California startup pitches a “space cannon” to launch small satellites from a 10-km tube
Mike Grace’s Longshot unveils a ‘space cannon’ – a 10-km launch tube to send small satellites and station cargo into orbit, drawing military interest.
Mike Grace, a California entrepreneur, is proposing a “space cannon” concept that would accelerate small satellites and station supplies through a horizontal tube instead of using conventional rockets. The plan centers on a ten‑kilometre acceleration tube and seeks a roughly 200‑kilometre safety corridor where no people would be endangered by projected flight paths. Longshot Space Technologies, Grace’s startup, says the system could cut launch costs for specific small payloads, though key technical and regulatory questions remain.
Design and operational concept
Longshot’s proposal calls for a long, sealed acceleration tube stretching horizontally over desert or coastal terrain, in which a capped payload would be accelerated to multiple times the speed of sound. After exit from the tube the vehicle would climb and separate from its cap, using its own small propulsion or aerodynamic lift to reach orbital insertion for low‑mass payloads.
The company envisions the system servicing small satellites, resupply items for orbital platforms and cargo that can tolerate high launch acceleration and atmospheric stress. The concept relies on staging, heat shielding and careful trajectory control to transition from hypersonic exit to orbital rendezvous.
Engineering challenges and safety concerns
Accelerating a cargo to hypersonic velocities inside a confined tube produces extreme heating, pressure and structural loads that engineers must manage to avoid catastrophic failure. Designers must solve for air friction, shock waves, material fatigue and the g‑forces that any payload will experience during the rapid acceleration phase.
Beyond the technical questions, Grace’s plan requires expansive safety buffers and precise control of flight corridors; the startup is reportedly seeking an area roughly 200 kilometres long to ensure no populated areas are endangered. Regulators, aviation authorities and range safety officers would need to sign off on launches, adding layers of permitting and oversight.
Historical precedents and policy implications
Proposals for mass‑accelerating projectiles into space are not new and trace back to early 20th‑century experiments and wartime research in Germany and elsewhere. Advocates argue that revisiting those concepts with modern materials and guidance systems could unlock new, lower‑cost access for particular payload classes.
Policy observers warn that a novel launch mode raises legal and strategic questions, including airspace control, environmental impacts and the potential dual‑use nature of hypersonic launch technologies. International norms for space safety and debris mitigation would also apply to any non‑rocket launch method.
Military interest and strategic uses
The concept has attracted attention from defence circles because the same technologies could inform hypersonic weapons, long‑range strike capabilities or missile‑defence testing. US military agencies have reportedly shown interest in how a launch tube might support high‑speed flight experiments or rapid payload deployment.

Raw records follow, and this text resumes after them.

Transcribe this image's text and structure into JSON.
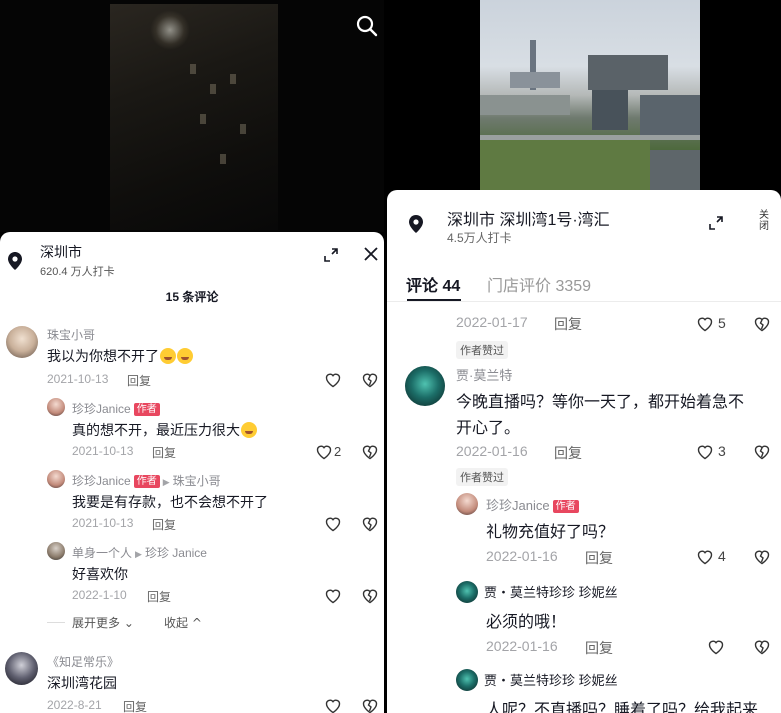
{
  "left": {
    "location": {
      "title": "深圳市",
      "checkins": "620.4 万人打卡"
    },
    "comment_count": "15 条评论",
    "comments": [
      {
        "name": "珠宝小哥",
        "text": "我以为你想不开了",
        "date": "2021-10-13",
        "reply": "回复",
        "likes": ""
      },
      {
        "name": "珍珍Janice",
        "tag": "作者",
        "text": "真的想不开，最近压力很大",
        "date": "2021-10-13",
        "reply": "回复",
        "likes": "2"
      },
      {
        "name": "珍珍Janice",
        "tag": "作者",
        "reply_to": "珠宝小哥",
        "text": "我要是有存款，也不会想不开了",
        "date": "2021-10-13",
        "reply": "回复",
        "likes": ""
      },
      {
        "name": "单身一个人",
        "reply_to": "珍珍 Janice",
        "text": "好喜欢你",
        "date": "2022-1-10",
        "reply": "回复",
        "likes": ""
      },
      {
        "name": "《知足常乐》",
        "text": "深圳湾花园",
        "date": "2022-8-21",
        "reply": "回复",
        "likes": ""
      }
    ],
    "expand_more": "展开更多",
    "collapse": "收起"
  },
  "right": {
    "location": {
      "title": "深圳市   深圳湾1号·湾汇",
      "checkins": "4.5万人打卡"
    },
    "close_label": "关闭",
    "tabs": [
      {
        "label": "评论 44"
      },
      {
        "label": "门店评价 3359"
      }
    ],
    "comments": [
      {
        "date": "2022-01-17",
        "reply": "回复",
        "likes": "5",
        "badge": "作者赞过"
      },
      {
        "name": "贾·莫兰特",
        "text_line1": "今晚直播吗？等你一天了，都开始着急不",
        "text_line2": "开心了。",
        "date": "2022-01-16",
        "reply": "回复",
        "likes": "3",
        "badge": "作者赞过"
      },
      {
        "name": "珍珍Janice",
        "tag": "作者",
        "text": "礼物充值好了吗？",
        "date": "2022-01-16",
        "reply": "回复",
        "likes": "4"
      },
      {
        "name": "贾・莫兰特珍珍 珍妮丝",
        "text": "必须的哦！",
        "date": "2022-01-16",
        "reply": "回复",
        "likes": ""
      },
      {
        "name": "贾・莫兰特珍珍 珍妮丝",
        "text": "人呢？不直播吗？睡着了吗？给我起来"
      }
    ]
  },
  "colors": {
    "author_tag": "#e8475f",
    "text": "#161823",
    "muted": "#a3a4a8"
  }
}
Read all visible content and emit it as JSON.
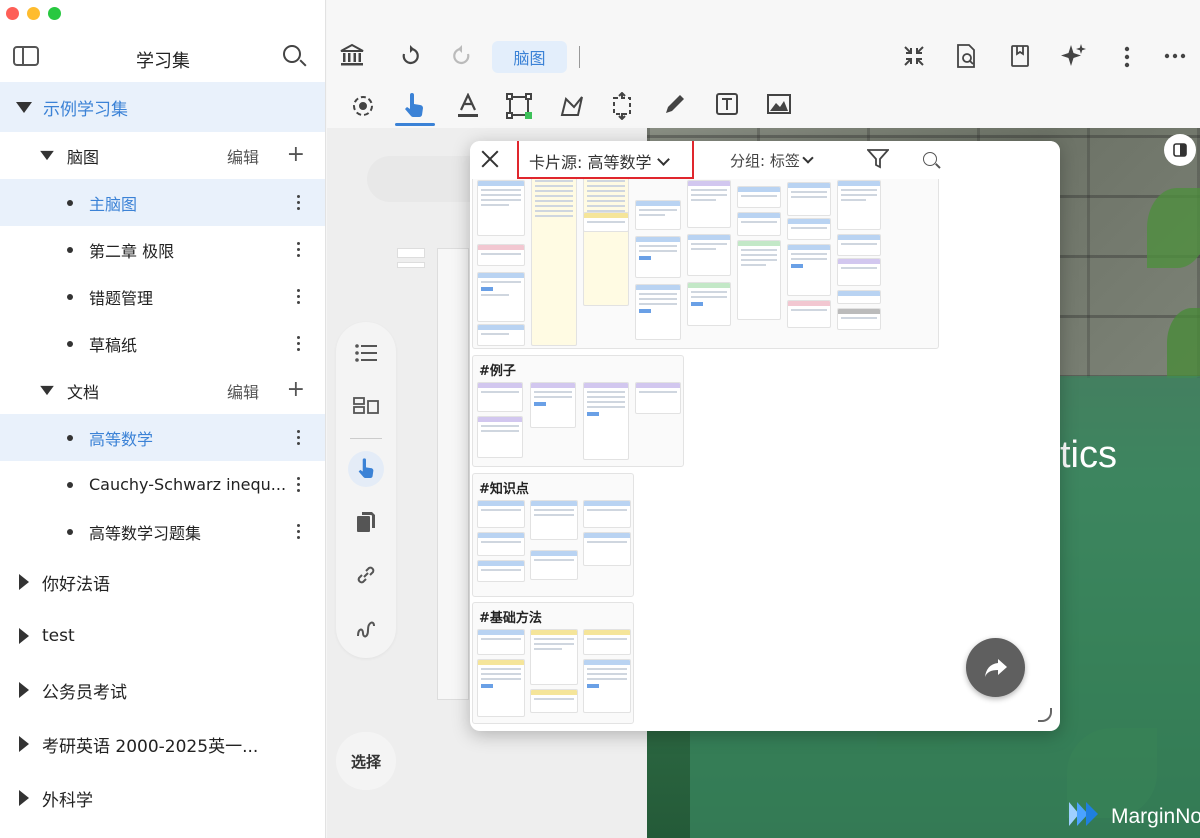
{
  "sidebar": {
    "title": "学习集",
    "root": {
      "label": "示例学习集"
    },
    "sections": [
      {
        "label": "脑图",
        "edit": "编辑",
        "items": [
          "主脑图",
          "第二章 极限",
          "错题管理",
          "草稿纸"
        ]
      },
      {
        "label": "文档",
        "edit": "编辑",
        "items": [
          "高等数学",
          "Cauchy-Schwarz inequ...",
          "高等数学习题集"
        ]
      }
    ],
    "collections": [
      "你好法语",
      "test",
      "公务员考试",
      "考研英语 2000-2025英一...",
      "外科学"
    ]
  },
  "toolbar": {
    "mode_button": "脑图",
    "icons": [
      "library-icon",
      "undo-icon",
      "redo-icon",
      "collapse-icon",
      "document-search-icon",
      "bookmark-icon",
      "sparkle-icon",
      "more-vertical-icon",
      "more-horizontal-icon"
    ],
    "tools": [
      "lasso-rotate-icon",
      "pointer-icon",
      "text-format-icon",
      "rectangle-select-icon",
      "shape-icon",
      "transform-icon",
      "pencil-icon",
      "textbox-icon",
      "image-icon"
    ]
  },
  "side_panel": {
    "icons": [
      "list-icon",
      "layout-icon",
      "pointer-icon",
      "copy-icon",
      "link-icon",
      "squiggle-icon"
    ],
    "select_label": "选择"
  },
  "popup": {
    "source_label": "卡片源: 高等数学",
    "group_label": "分组: 标签",
    "groups": [
      {
        "title": "#例子"
      },
      {
        "title": "#知识点"
      },
      {
        "title": "#基础方法"
      }
    ]
  },
  "background": {
    "partial_title": "tics",
    "brand": "MarginNote"
  },
  "colors": {
    "accent": "#3b82d6",
    "highlight_border": "#e0262d",
    "selected_row": "#e9f1fb"
  }
}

Longshot’s dual‑use potential is a double‑edged sword: military partnerships could supply funding and testing access, but they could also complicate public acceptance and export‑control compliance. Observers say transparency about civilian versus defence applications will be critical if the project moves forward.
Expert skepticism and technical appraisal
Some space industry veterans remain skeptical about whether a tube launcher can reliably and economically place payloads into sustained orbit. Experts, including former NASA officials who have critiqued similar proposals, emphasize the difficulties of guidance, thermal protection and the final velocity and altitude needed for orbital insertion.
Longshot’s claims of dramatically reduced launch costs have yet to be demonstrated in flight tests, and prototypes must prove survivability of payload electronics and structures under extreme accelerations. Independent testing and peer review will be necessary before customers or regulators accept the system’s viability.
Market potential and business model
If technical hurdles can be overcome, a focused market exists for low‑mass satellites, rapid experimental flights and cargo that tolerates high g‑loads, where conventional rocket margins are inefficient. Startups and small‑sat constellations seeking low per‑unit launch fees could be early customers if price and reliability targets are met.
Longshot’s business case depends on securing a testing range, institutional partners and capital for full‑scale prototypes, and on convincing insurers and customers that the new launch environment is safe and predictable. The company will have to demonstrate repeatability to win market share from established small‑launch providers.
The pitch for a “space cannon” places Longshot in an experimental corner of the emerging launch industry, blending historical concepts with modern materials and military interest. Whether the company can translate theory into operational launches will depend on solving hard engineering problems, navigating complex regulation and proving a viable economic model in the years ahead.